O recurso de um ataque antecipado não é novidade, já tendo sido adotado na década de 1980 por Israel, realizando um bombardeio aéreo a um reator nuclear iraquiano em construção, nas proximidades de Bagdá. Israel alegou que tal instalação permitiria a seu quase vizinho dotar-se de armas nucelares, representando uma séria ameaça ao povo israelense, postura que foi condenada posteriormente pelo Conselho de Segurança, até mesmo com o voto estadunidense (BYERS, 2007, p. 95-96).

Devido aos interesses amplos e incertos que o conceito da legítima defesa preventiva pode atender, este recebeu apoio de importantes potências regionais, como a Índia, Israel, Rússia, Austrália e Japão, embora alguns países do sudeste asiático, França e Alemanha tenham marcado sua posição contrária (BYERS, 2007, p. 103).

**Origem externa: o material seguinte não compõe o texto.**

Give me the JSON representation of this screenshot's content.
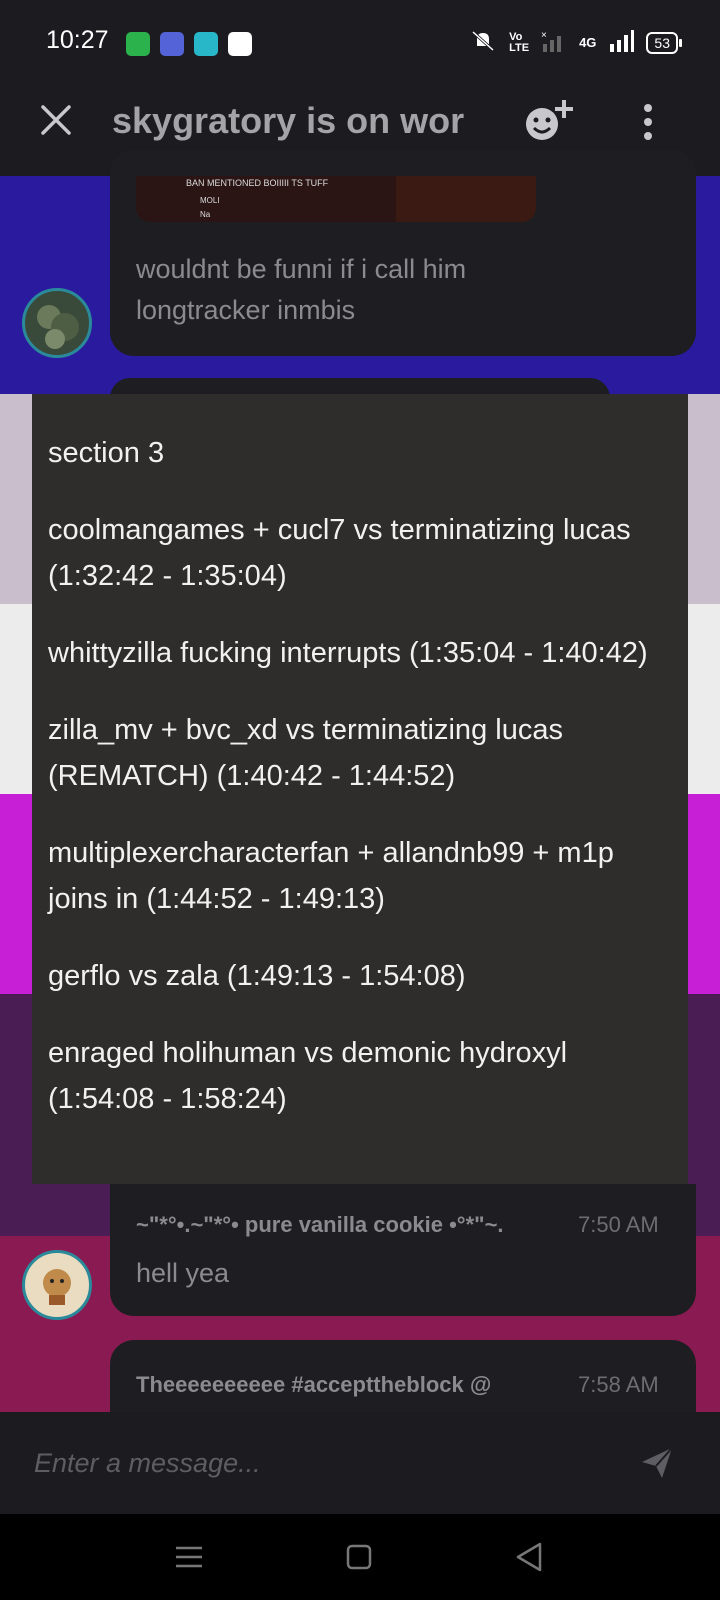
{
  "status_bar": {
    "time": "10:27",
    "network_label": "4G",
    "battery_level": "53"
  },
  "header": {
    "title": "skygratory is on wor"
  },
  "messages": [
    {
      "embed_text_1": "BAN MENTIONED BOIIIII TS TUFF",
      "embed_text_2": "MOLI",
      "embed_text_3": "Na",
      "text_line_1": "wouldnt be funni if i call him",
      "text_line_2": "longtracker inmbis"
    },
    {
      "sender": "~\"*°•.~\"*°• pure vanilla cookie •°*\"~.",
      "time": "7:50 AM",
      "text": "hell yea"
    },
    {
      "sender": "Theeeeeeeeee #accepttheblock @",
      "time": "7:58 AM"
    }
  ],
  "popup": {
    "lines": [
      "section 3",
      "coolmangames + cucl7 vs terminatizing lucas (1:32:42 - 1:35:04)",
      "whittyzilla fucking interrupts (1:35:04 - 1:40:42)",
      "zilla_mv + bvc_xd vs terminatizing lucas (REMATCH) (1:40:42 - 1:44:52)",
      "multiplexercharacterfan + allandnb99 + m1p joins in (1:44:52 - 1:49:13)",
      "gerflo vs zala (1:49:13 - 1:54:08)",
      "enraged holihuman vs demonic hydroxyl (1:54:08 - 1:58:24)"
    ]
  },
  "composer": {
    "placeholder": "Enter a message..."
  },
  "colors": {
    "stripe_blue": "#2a1a9e",
    "stripe_lavender": "#c9bfcc",
    "stripe_white": "#ececec",
    "stripe_magenta": "#c61fd6",
    "stripe_purple": "#4a1e54",
    "stripe_maroon": "#8a1a52"
  }
}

A pressão estadunidense para ampliações do direito de legítima defesa tende a diminuir a autoridade das Nações Unidas, ao mesmo tempo em que aumenta sua própria liberdade de agir (BYERS, 2007, p. 79).

Tal ampliação ao conceito de legítima defesa, se viesse a ser conformado pelo Direito internacional, permitiria a cada Estado decidir quais fontes seriam consideradas ameaças agressivas potenciais a sua segurança, o que viria a respaldar ataques sem a intervenção do Conselho de Segurança, fazendo retornar a Sociedade Internacional a uma situação caótica, típica do "estado da natureza" hobbesiano.

Analisando os conceitos embutidos na Estratégia de Segurança Nacional dos EUA, verifica-se o descaso com o Direito Internacional, tendo havido um reforço continuado da postura unilateralista nos últimos anos. Os EUA não admitem o Protocolo de Kioto, o Tribunal Penal Internacional, o tratado que visa banir as minas terrestres anti-pessoais e vêm se contrapondo aos esforços internacionais para a limitação de guerras (FRANCO, 2002, p. 5). Além disso, descumpriram obrigações do histórico Tratado de Não-Proliferação Nuclear [36], incrementando a produção de armas de campo, visando à penetração de abrigos reforçados [37] e à destruição de produtos químicos ou biológicos perigosos (BYERS, 2007, p. 99).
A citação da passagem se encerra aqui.